マイセンアンティーク美術館

箱根でマイセンを楽しむ

 強羅公園からカーブが続く道を大涌谷方面に進んで行くと左側に森に囲まれた瀟洒な洋館が現れる。2011年9月に仙石原から移転して開館した「箱根マイセンアンティーク美術館」だ。仙石原には2000年7月に開館した「箱根マイセン庭園美術館」があったが、元館長が強羅に建つこの洋館が気に入って購入。この地に美術館を移転したそうだ。
 洋館は戦後の吉田茂総理の時代に日銀総裁として活躍した一萬田尚登氏が住まわれていた邸宅で、50年程前に強羅に移築されたもの。1階は洋室、2階は和室で一萬田氏が住まわれていた当時の雰囲気が残されている。

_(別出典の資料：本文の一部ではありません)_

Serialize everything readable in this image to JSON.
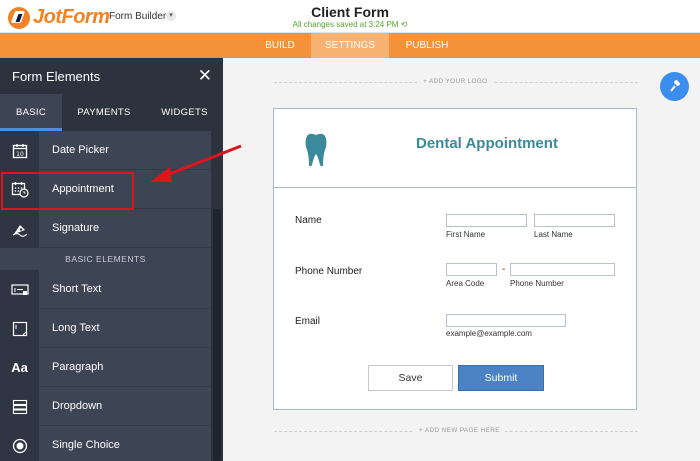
{
  "header": {
    "logo_text": "JotForm",
    "builder_label": "Form Builder",
    "form_title": "Client Form",
    "save_status": "All changes saved at 3:24 PM"
  },
  "nav": {
    "tabs": [
      {
        "label": "BUILD"
      },
      {
        "label": "SETTINGS"
      },
      {
        "label": "PUBLISH"
      }
    ],
    "active": "SETTINGS"
  },
  "sidebar": {
    "title": "Form Elements",
    "close_icon": "close-icon",
    "tabs": [
      {
        "label": "BASIC"
      },
      {
        "label": "PAYMENTS"
      },
      {
        "label": "WIDGETS"
      }
    ],
    "active_tab": "BASIC",
    "items": [
      {
        "label": "Date Picker",
        "icon": "calendar-icon"
      },
      {
        "label": "Appointment",
        "icon": "appointment-icon"
      },
      {
        "label": "Signature",
        "icon": "signature-icon"
      }
    ],
    "section_label": "BASIC ELEMENTS",
    "basic_items": [
      {
        "label": "Short Text",
        "icon": "short-text-icon"
      },
      {
        "label": "Long Text",
        "icon": "long-text-icon"
      },
      {
        "label": "Paragraph",
        "icon": "paragraph-icon",
        "glyph": "Aa"
      },
      {
        "label": "Dropdown",
        "icon": "dropdown-icon"
      },
      {
        "label": "Single Choice",
        "icon": "radio-icon"
      }
    ]
  },
  "canvas": {
    "add_logo": "+ ADD YOUR LOGO",
    "add_page": "+ ADD NEW PAGE HERE",
    "form": {
      "heading": "Dental Appointment",
      "name_label": "Name",
      "first_name": "First Name",
      "last_name": "Last Name",
      "phone_label": "Phone Number",
      "area_code": "Area Code",
      "phone_sep": "-",
      "phone_number": "Phone Number",
      "email_label": "Email",
      "email_hint": "example@example.com",
      "save_label": "Save",
      "submit_label": "Submit"
    }
  },
  "colors": {
    "brand_orange": "#f4923a",
    "sidebar_bg": "#3d4454",
    "accent_blue": "#4a82c3",
    "highlight_red": "#e0141b",
    "title_teal": "#3a8a9b"
  }
}
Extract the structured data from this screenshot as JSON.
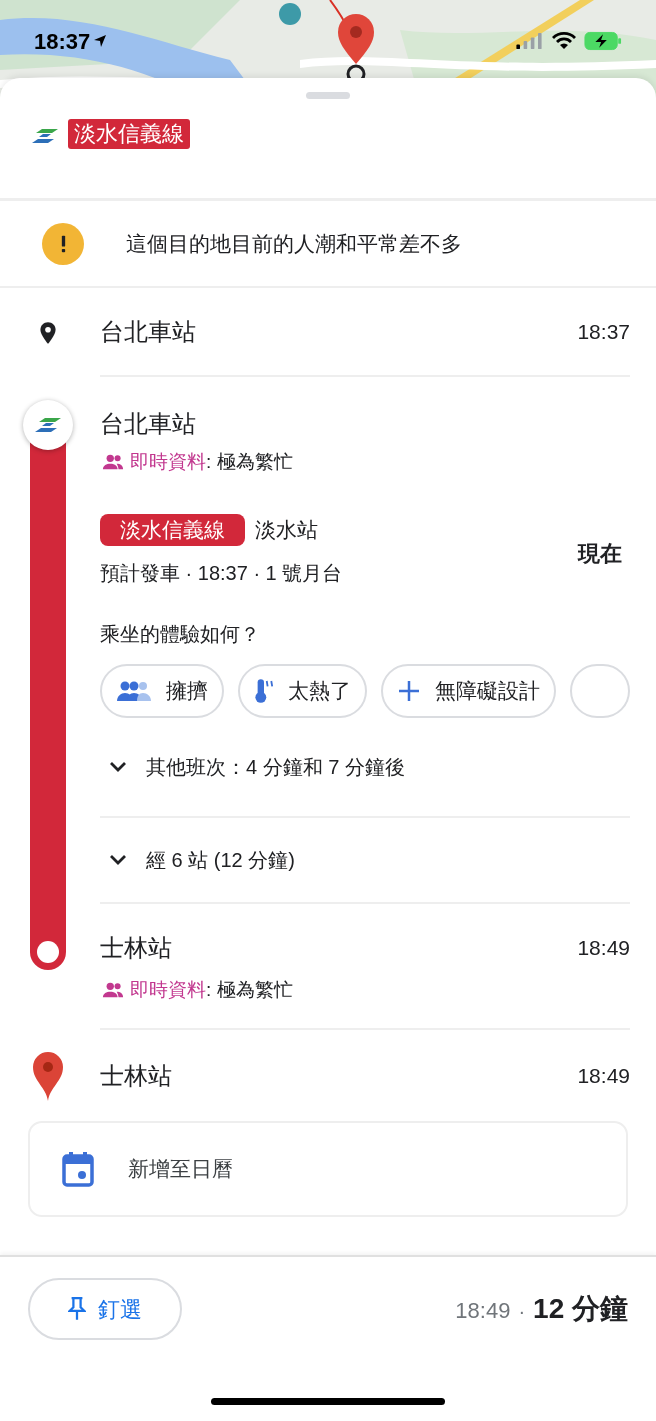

 その館内に元館長が一つ一つ収集したマイセンの逸品が展示されている。
 マイセンと言うと白磁に青い図柄が鮮やかなブルーオニオンが有名だが伊万里焼(柿右衛門)の龍の柄をルーツとするピンク色で描かれたドラゴンシリーズや花やフルーツ、動物をモチーフとした絵柄の器も展示されている。2階の和室にはオールドタケノリの作品も展示されていて観ていて飽きない。何気なく置かれているのはガレのランプ。

 タイミングが合えば、一階のショップでスタッフからマイセンについての解説を聞くこともできる。強羅で少し贅沢な時間を過ごしたい方にはお薦めの美術館だ。

※上記内容は本紙2022冬号第一版・第二版に掲載した記事に加筆修正を加えたものです。